Anna Warwick Climate Change, Disasters

Could disaster insurance be the future of aid? Anna Warwick summarises the debate on the role of insurance to build resilience in disaster prone areas. From one of the sessions which took place at the Oxfam hosted Resilient Solutions symposium.

Theresa May recently stated that disaster insurance programmes were the ‘future of aid.’ After seeing the panel on Weather Insurance and Resilience at the Resilience Symposium I’m not sure whether this is more ‘propaganda’ around insurance or if it really is a new approach to resilience building that avoids the problems of humanitarian aid.

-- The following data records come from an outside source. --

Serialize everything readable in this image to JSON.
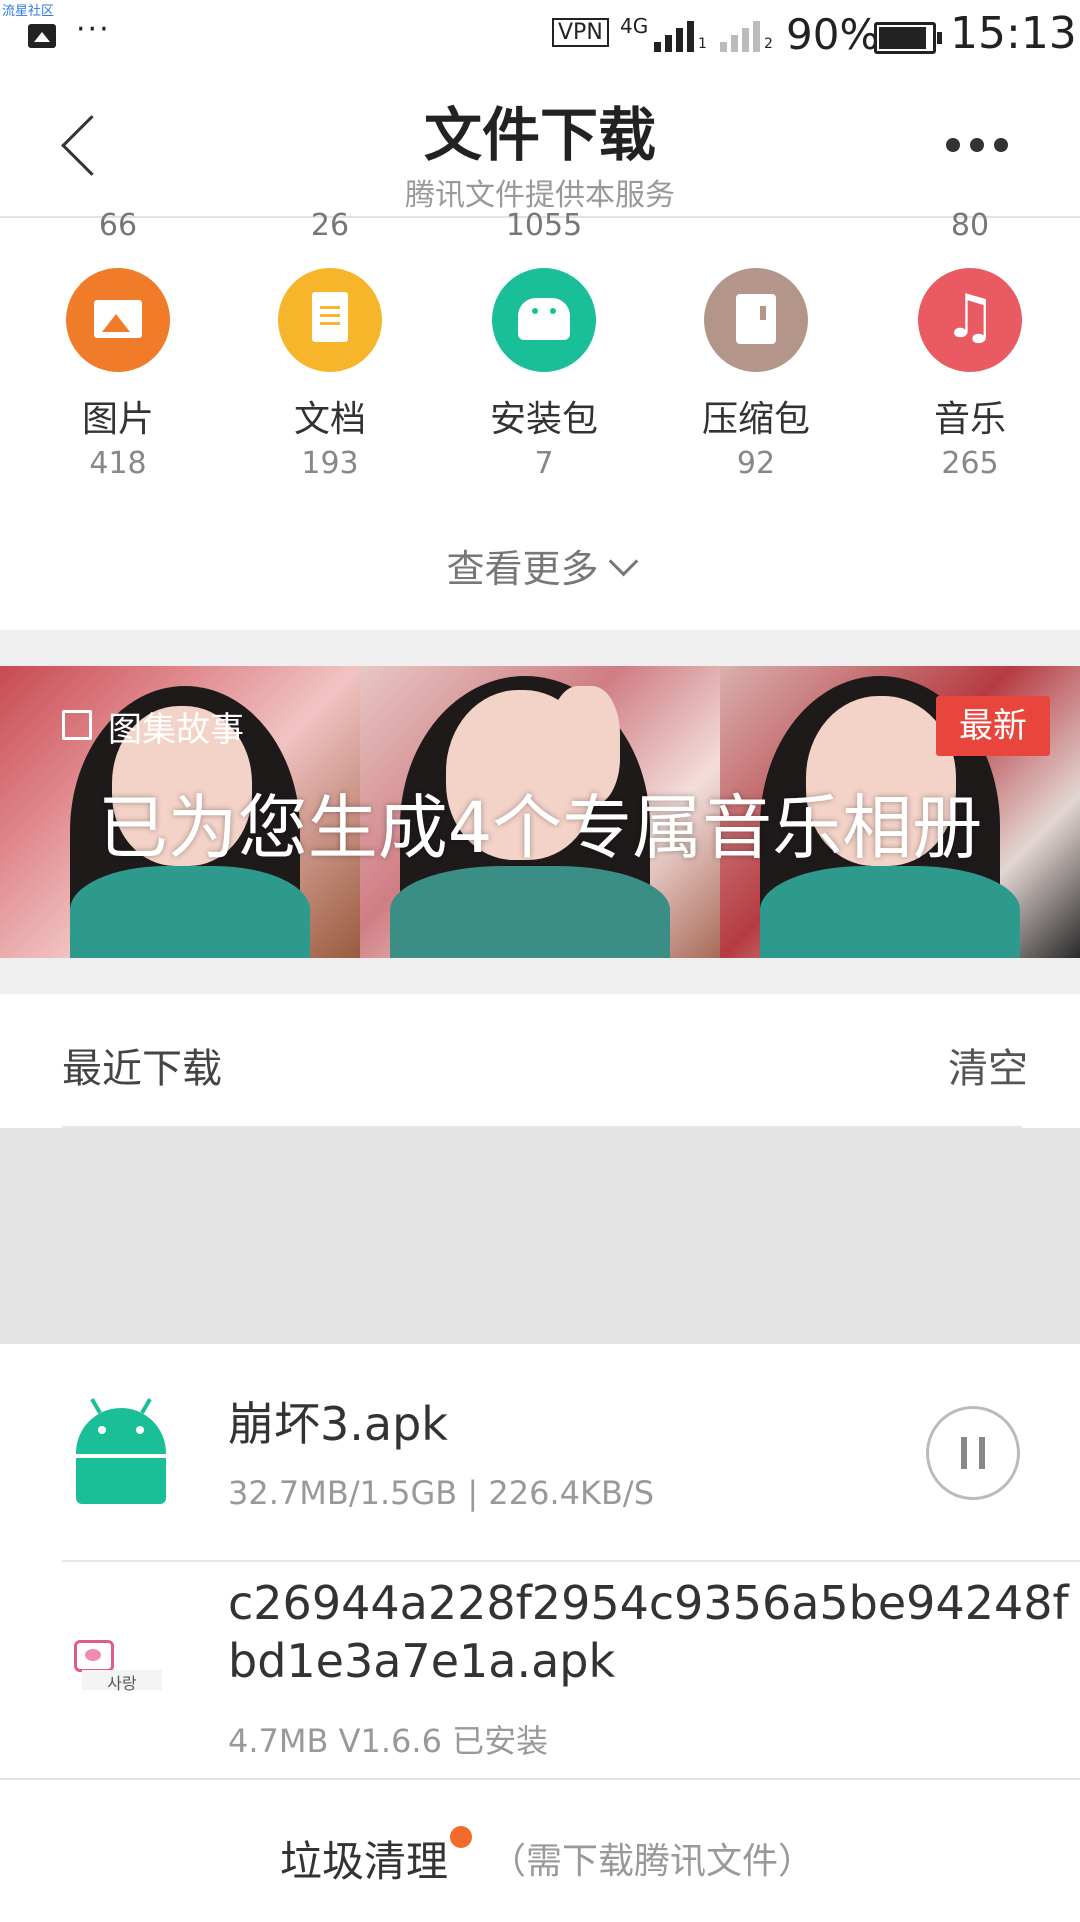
{
  "status_bar": {
    "watermark": "流星社区",
    "more": "···",
    "vpn": "VPN",
    "network": "4G",
    "sim1": "1",
    "sim2": "2",
    "battery_percent": "90%",
    "battery_level": 0.9,
    "time": "15:13"
  },
  "header": {
    "title": "文件下载",
    "subtitle": "腾讯文件提供本服务"
  },
  "top_counts": [
    "66",
    "26",
    "1055",
    "",
    "80"
  ],
  "categories": [
    {
      "label": "图片",
      "count": "418",
      "icon": "image-icon",
      "color": "#f07b28"
    },
    {
      "label": "文档",
      "count": "193",
      "icon": "document-icon",
      "color": "#f6b52a"
    },
    {
      "label": "安装包",
      "count": "7",
      "icon": "android-icon",
      "color": "#1bbf97"
    },
    {
      "label": "压缩包",
      "count": "92",
      "icon": "zip-icon",
      "color": "#b3958a"
    },
    {
      "label": "音乐",
      "count": "265",
      "icon": "music-icon",
      "color": "#ea5a63"
    }
  ],
  "view_more": "查看更多",
  "banner": {
    "tag": "图集故事",
    "badge": "最新",
    "headline": "已为您生成4个专属音乐相册"
  },
  "recent": {
    "title": "最近下载",
    "clear": "清空"
  },
  "downloads": [
    {
      "name": "崩坏3.apk",
      "meta": "32.7MB/1.5GB | 226.4KB/S",
      "icon": "android-icon",
      "state": "downloading"
    },
    {
      "name": "c26944a228f2954c9356a5be94248f",
      "name2": "bd1e3a7e1a.apk",
      "meta": "4.7MB  V1.6.6 已安装",
      "icon_text": "사랑",
      "icon": "app-icon"
    }
  ],
  "bottom": {
    "action": "垃圾清理",
    "note": "（需下载腾讯文件）"
  }
}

Theresa May recently stated that disaster insurance programmes were the ‘future of aid.’
In all honesty, I left this session still unclear about how I feel about insurance and its ability to build resilience, even after spending many weeks looking over the evidence beforehand. The insurance evangelists talk about it in such a way you would think it is about to solve all of our problems in the field. Stephen O’Brien, the UN’s humanitarian chief recently stated that insurance companies ‘will have an unprecedented global impact on the lives and livelihoods of people most at risk from natural disasters’. Some on the panel were not so sure.

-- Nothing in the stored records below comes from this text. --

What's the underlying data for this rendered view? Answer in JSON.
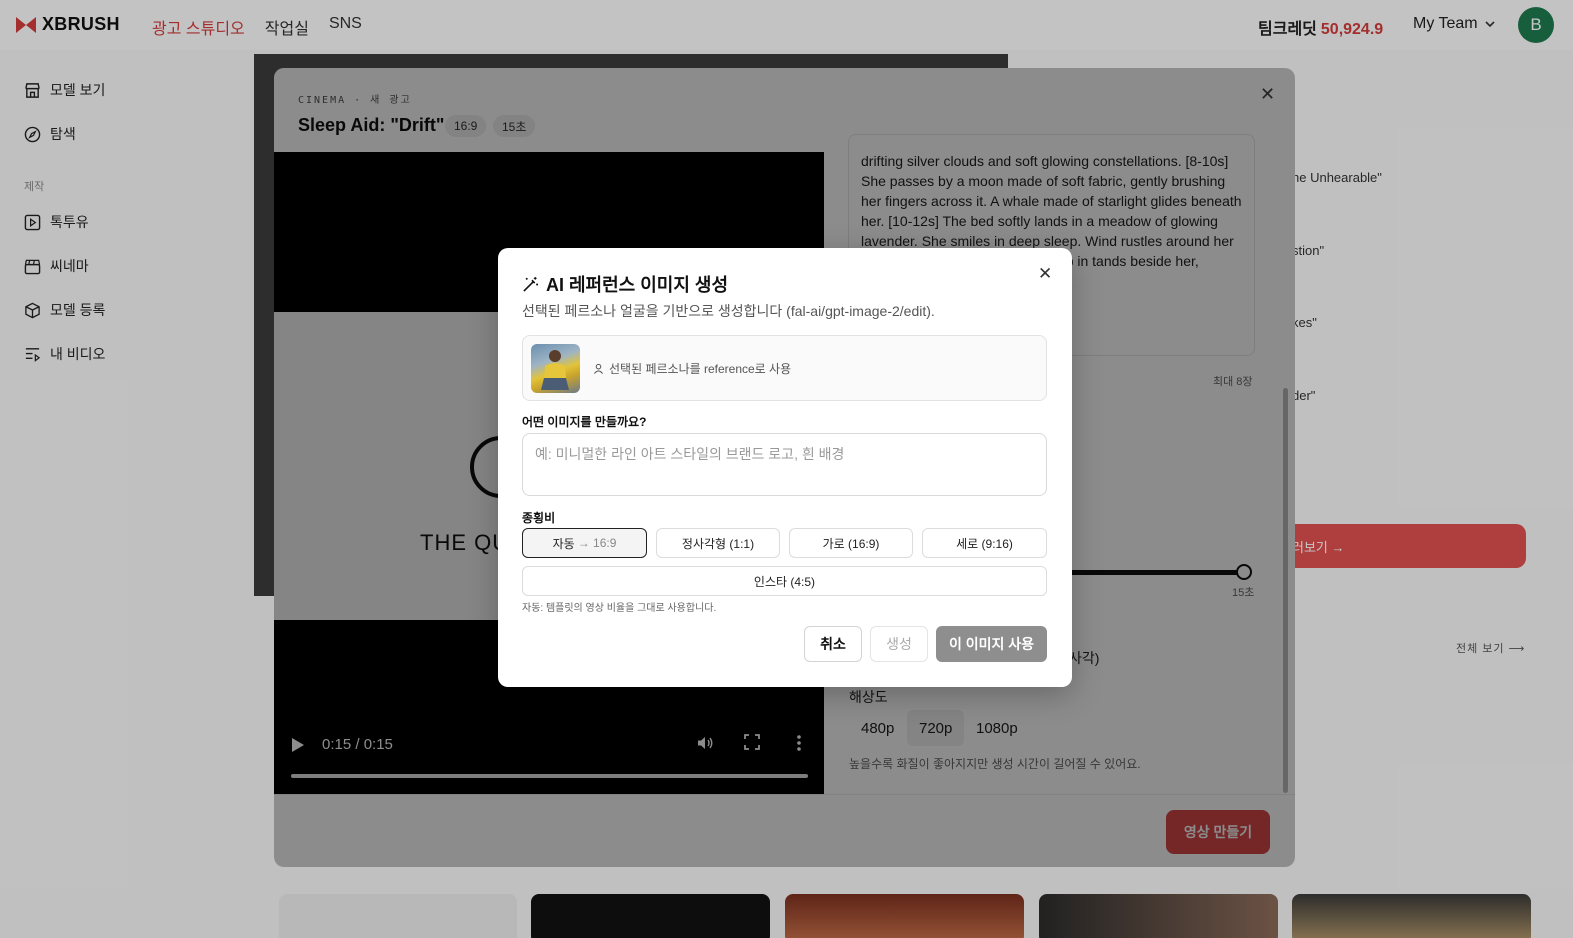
{
  "topbar": {
    "brand": "XBRUSH",
    "nav": [
      "광고 스튜디오",
      "작업실",
      "SNS"
    ],
    "credits_label": "팀크레딧",
    "credits_value": "50,924.9",
    "team": "My Team",
    "avatar_initial": "B",
    "accent_color": "#d23c3c"
  },
  "sidebar": {
    "items_top": [
      {
        "label": "모델 보기",
        "icon": "store-icon"
      },
      {
        "label": "탐색",
        "icon": "compass-icon"
      }
    ],
    "section_label": "제작",
    "items_make": [
      {
        "label": "톡투유",
        "icon": "play-square-icon"
      },
      {
        "label": "씨네마",
        "icon": "clapperboard-icon"
      },
      {
        "label": "모델 등록",
        "icon": "package-icon"
      },
      {
        "label": "내 비디오",
        "icon": "list-video-icon"
      }
    ]
  },
  "background": {
    "right_snippets": [
      "he Unhearable\"",
      "stion\"",
      "kes\"",
      "der\""
    ],
    "red_button_label": "러보기 →",
    "view_all": "전체 보기 ⟶",
    "partial_text": "사각)"
  },
  "cinema": {
    "kicker": "CINEMA · 새 광고",
    "title": "Sleep Aid: \"Drift\"",
    "pills": [
      "16:9",
      "15초"
    ],
    "video_overlay_text": "THE QU",
    "video_time": "0:15 / 0:15",
    "script": "drifting silver clouds and soft glowing constellations. [8-10s] She passes by a moon made of soft fabric, gently brushing her fingers across it. A whale made of starlight glides beneath her. [10-12s] The bed softly lands in a meadow of glowing lavender. She smiles in deep sleep. Wind rustles around her sleeping face. ight begins to creep in tands beside her, glowing en script. Tagline: \"THE",
    "max_label": "최대 8장",
    "duration_end": "15초",
    "resolution_label": "해상도",
    "resolutions": [
      "480p",
      "720p",
      "1080p"
    ],
    "resolution_selected": "720p",
    "resolution_note": "높을수록 화질이 좋아지지만 생성 시간이 길어질 수 있어요.",
    "make_video": "영상 만들기"
  },
  "dialog": {
    "title": "AI 레퍼런스 이미지 생성",
    "subtitle": "선택된 페르소나 얼굴을 기반으로 생성합니다 (fal-ai/gpt-image-2/edit).",
    "persona_label": "선택된 페르소나를 reference로 사용",
    "prompt_label": "어떤 이미지를 만들까요?",
    "prompt_placeholder": "예: 미니멀한 라인 아트 스타일의 브랜드 로고, 흰 배경",
    "prompt_value": "",
    "ratio_label": "종횡비",
    "ratios": [
      "자동",
      "정사각형 (1:1)",
      "가로 (16:9)",
      "세로 (9:16)",
      "인스타 (4:5)"
    ],
    "auto_suffix": "→ 16:9",
    "ratio_selected": "자동",
    "ratio_note": "자동: 템플릿의 영상 비율을 그대로 사용합니다.",
    "cancel": "취소",
    "generate": "생성",
    "use_image": "이 이미지 사용"
  }
}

Jonathan Reeves from Action Aid, referred to the ‘propaganda’ around insurance. This idea is certainly supported by the lack of publically-available and independently-verified evidence that suggests that insurance will have a positive impact on the lives of people in developing countries. The panel were shown a table (below) from a recent MCII report which analyses 18 insurance schemes and suggests there is limited evidence to support the idea that insurance builds capacity. Note that gaps in the table do not necessarily mean that insurance doesn’t build capacity; just that there is no clear evidence that it does. This does raise the question: why is so much money from governments and donors being spent on disaster insurance schemes, if there is so little evidence on its impact and cost-effectiveness?

Brendan Plessis, Head of Emerging Markets at XL Catlin (a major global insurance provider), used the panel to insist that this is an opportunity for insurance companies to ‘do the right thing’. But is an insurance company doing something, better than them doing nothing, if there is limited evidence of the impact of these schemes? It might be better for insurance schemes to be sidelined until there is more evidence that they actually provide positive impacts for the people they are aiming to help.

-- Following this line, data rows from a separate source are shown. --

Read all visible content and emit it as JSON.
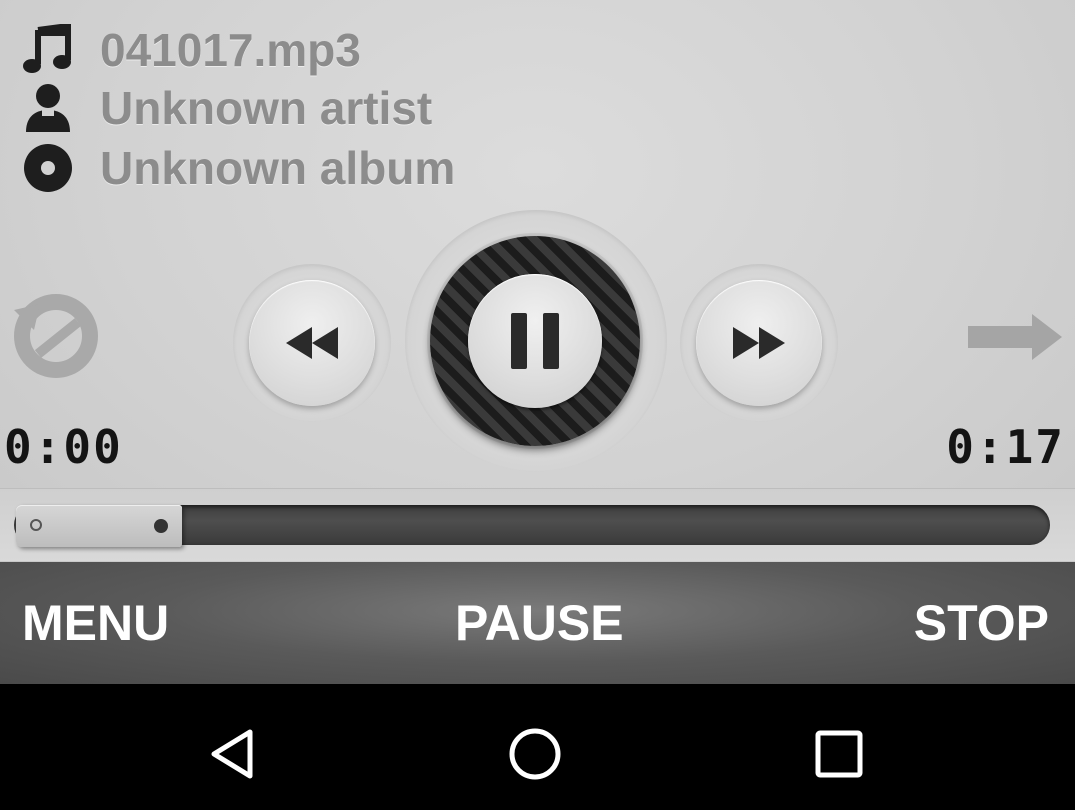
{
  "track": {
    "title": "041017.mp3",
    "artist": "Unknown artist",
    "album": "Unknown album"
  },
  "icons": {
    "title": "music-note-icon",
    "artist": "person-icon",
    "album": "disc-icon"
  },
  "controls": {
    "repeat": "repeat-icon",
    "rewind": "rewind-icon",
    "play_pause": "pause-icon",
    "forward": "fast-forward-icon",
    "next": "arrow-right-icon"
  },
  "time": {
    "elapsed": "0:00",
    "total": "0:17"
  },
  "progress": {
    "fraction": 0.0
  },
  "bottom_bar": {
    "menu_label": "MENU",
    "pause_label": "PAUSE",
    "stop_label": "STOP"
  },
  "nav": {
    "back": "back-triangle-icon",
    "home": "home-circle-icon",
    "recents": "recents-square-icon"
  },
  "colors": {
    "player_bg": "#d2d2d2",
    "info_text": "#8c8c8c",
    "bottom_bar": "#5a5a5a",
    "nav_bg": "#000000"
  }
}
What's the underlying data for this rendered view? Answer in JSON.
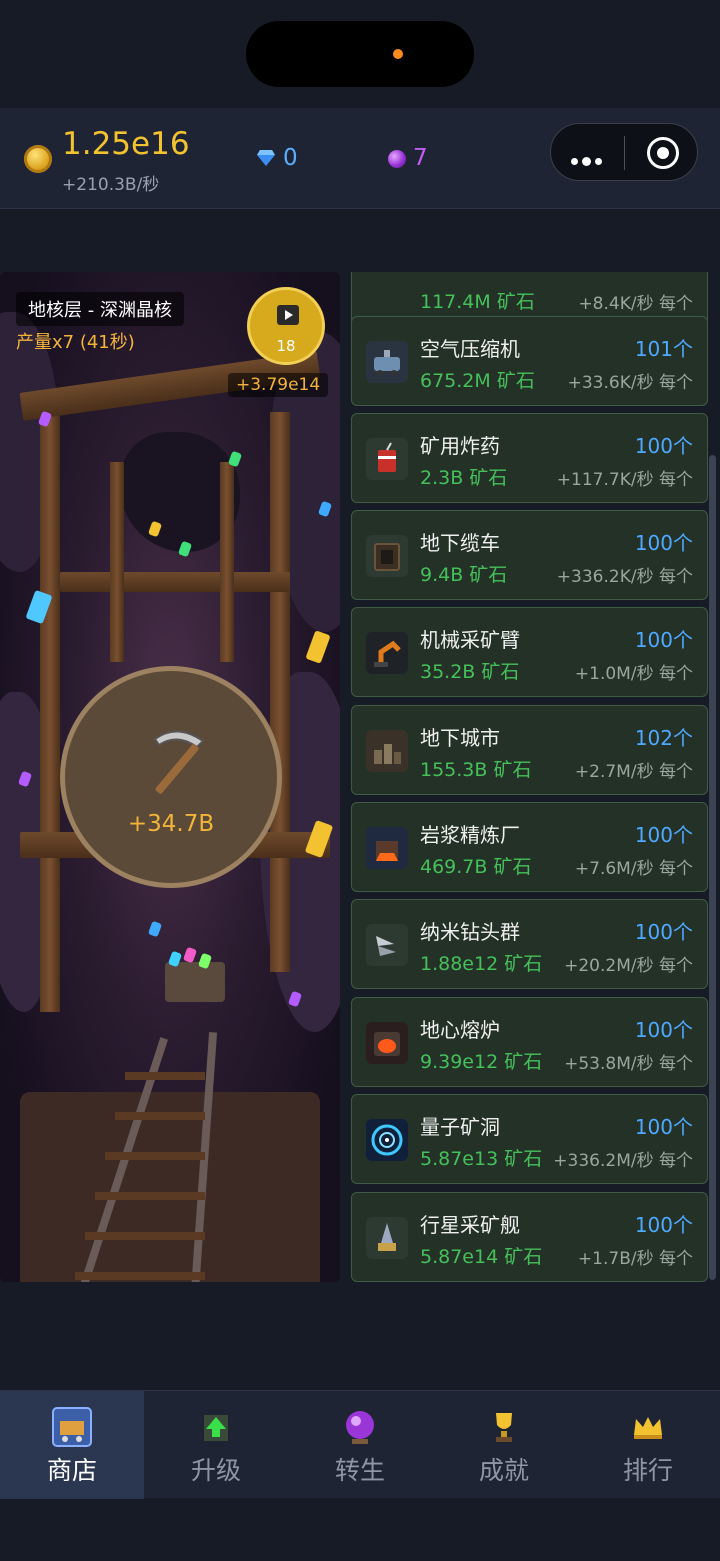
{
  "topbar": {
    "coin_value": "1.25e16",
    "coin_rate": "+210.3B/秒",
    "diamond_value": "0",
    "orb_value": "7"
  },
  "mine": {
    "level_label": "地核层 - 深渊晶核",
    "production_label": "产量x7 (41秒)",
    "video_count": "18",
    "video_reward": "+3.79e14",
    "click_amount": "+34.7B"
  },
  "shop": {
    "items": [
      {
        "name": "",
        "count": "",
        "cost": "117.4M 矿石",
        "rate": "+8.4K/秒 每个",
        "icon": "partial-item-icon"
      },
      {
        "name": "空气压缩机",
        "count": "101个",
        "cost": "675.2M 矿石",
        "rate": "+33.6K/秒 每个",
        "icon": "air-compressor-icon"
      },
      {
        "name": "矿用炸药",
        "count": "100个",
        "cost": "2.3B 矿石",
        "rate": "+117.7K/秒 每个",
        "icon": "dynamite-icon"
      },
      {
        "name": "地下缆车",
        "count": "100个",
        "cost": "9.4B 矿石",
        "rate": "+336.2K/秒 每个",
        "icon": "cable-car-icon"
      },
      {
        "name": "机械采矿臂",
        "count": "100个",
        "cost": "35.2B 矿石",
        "rate": "+1.0M/秒 每个",
        "icon": "robot-arm-icon"
      },
      {
        "name": "地下城市",
        "count": "102个",
        "cost": "155.3B 矿石",
        "rate": "+2.7M/秒 每个",
        "icon": "underground-city-icon"
      },
      {
        "name": "岩浆精炼厂",
        "count": "100个",
        "cost": "469.7B 矿石",
        "rate": "+7.6M/秒 每个",
        "icon": "magma-refinery-icon"
      },
      {
        "name": "纳米钻头群",
        "count": "100个",
        "cost": "1.88e12 矿石",
        "rate": "+20.2M/秒 每个",
        "icon": "nano-drill-icon"
      },
      {
        "name": "地心熔炉",
        "count": "100个",
        "cost": "9.39e12 矿石",
        "rate": "+53.8M/秒 每个",
        "icon": "core-furnace-icon"
      },
      {
        "name": "量子矿洞",
        "count": "100个",
        "cost": "5.87e13 矿石",
        "rate": "+336.2M/秒 每个",
        "icon": "quantum-mine-icon"
      },
      {
        "name": "行星采矿舰",
        "count": "100个",
        "cost": "5.87e14 矿石",
        "rate": "+1.7B/秒 每个",
        "icon": "planet-miner-icon"
      }
    ]
  },
  "nav": {
    "items": [
      {
        "label": "商店",
        "icon": "shop-cart-icon"
      },
      {
        "label": "升级",
        "icon": "upgrade-arrow-icon"
      },
      {
        "label": "转生",
        "icon": "rebirth-orb-icon"
      },
      {
        "label": "成就",
        "icon": "trophy-icon"
      },
      {
        "label": "排行",
        "icon": "crown-icon"
      }
    ],
    "active": "商店"
  },
  "colors": {
    "gold": "#f2c230",
    "diamond": "#5ab0ff",
    "orb": "#c35cf0",
    "cost_green": "#46c05a",
    "count_blue": "#4fa9ff"
  }
}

It might be better for insurance schemes to be sidelined until there is more evidence that they actually provide positive impacts for the people they are aiming to help.
Whilst I agree that insurance schemes are mostly unproven when it comes to helping the world’s poorest people, I found myself wondering what the alternatives are and are they really any better? Swenja Surminski from LSE, talked about a conversation she had with an NGO worker who was so fed up with the problems of humanitarian aid that they felt anything else that might help to build resilience had to be better. However many panellists, including Nicola Jenns from DFID, argued that insurance on its own should not be thought of as an alternative to more established approaches to resilience, it should instead be included as part of a broader framework – involving social protection and disaster risk reduction.

The session ended with a question from an audience member which I imagine is asked every time a new approach to resilience is introduced: Is this another idea on the long list of ‘bright, new ideas’ that everyone in the sector talks about until we inevitably realise that it is not a perfect solution, make it part of broader programmes and it then fades to the background? After seeing this panel, I think the jury is still out on whether that would be a good thing or a bad thing.